До сих пор страдавший отроческой болезнью, равнодушием, — как я теперь радовался, когда меня критиковали, говорили, что все надо переделать, как я был рад учиться. Я вдруг почувствовал себя на своем месте. Я набрел на свой путь еще до того, как начал его искать. И этот путь был — перевод.

У меня не было ни тени сомнения.

30 мая 2015Перевести форму: хроника в нескольких хрониках1. Чужие в доме Мольера [4]

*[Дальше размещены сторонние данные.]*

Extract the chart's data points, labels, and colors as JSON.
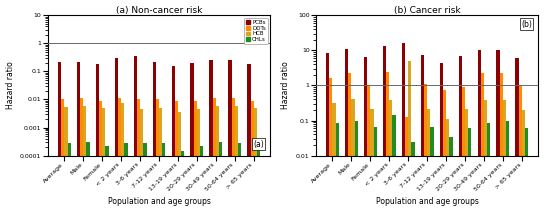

Так озаглавил Мишель Курно свою статью в «Монд», посвященную первому в моей жизни провалу, изумительному спектаклю по пьесе Лермонтова «Маскарад», поставленному Анатолием Васильевым в «Комеди Франсез» в мае 1992 года. Работа над спектаклем проходила в страшной спешке. Васильев впервые столкнулся с тем, как ставят пьесы в «Комеди Франсез», ему некогда было работать так, как он привык, он едва успевал, по его выражению, «разводить по местам» актеров. А актеры принимали в штыки все его попытки заняться с ними «этюдами», то есть творческими импровизациями, которые должны были им помочь решить для себя, как двигаться на сцене: они хотели, чтобы он, по примеру других, навязывал каждому его место на сцене и говорил, куда идти. А он требовал от них другого. До сих пор не могу вспоминать без волнения, как вцепился в роль Арбенина Жан-Люк Бутте… которого Васильев заставил сыграть его собственное физическое разрушение (к тому времени Жан-Люк Бутте мог ходить уже только на костылях). В начале он играл стоя, не двигался или почти не двигался, можно было подумать, что с ним все в порядке; потом мы видели, как он опирается на костыли, а в конце он появлялся в инвалидном кресле. Он сам приводил в движение это кресло, раскатывал в нем задом наперед, не глядя, между стеклянными арками декораций, с такой ловкостью, такой силой и такой змеиной гибкостью, что глаз не отвести. А Нину играла Валери Древиль, у которой вся жизнь переменилась благодаря этому спектаклю. Она каждую минуту использовала, чтобы еще чему-то научиться, и вся без остатка ушла в поиск точного сценического образа — воздушного и в то же время телесного… И Катрин Сальвиа, и Дидье Бьенэме (в 2004 году он умер совсем молодым!), и Жан Дотреме в роли Маски; в день премьеры он сыграл в последней сцене без единой репетиции, потому что дата была назначена, а во Франции премьер не откладывают. И Ришар Фонтана… он умер через два дня после этой премьеры…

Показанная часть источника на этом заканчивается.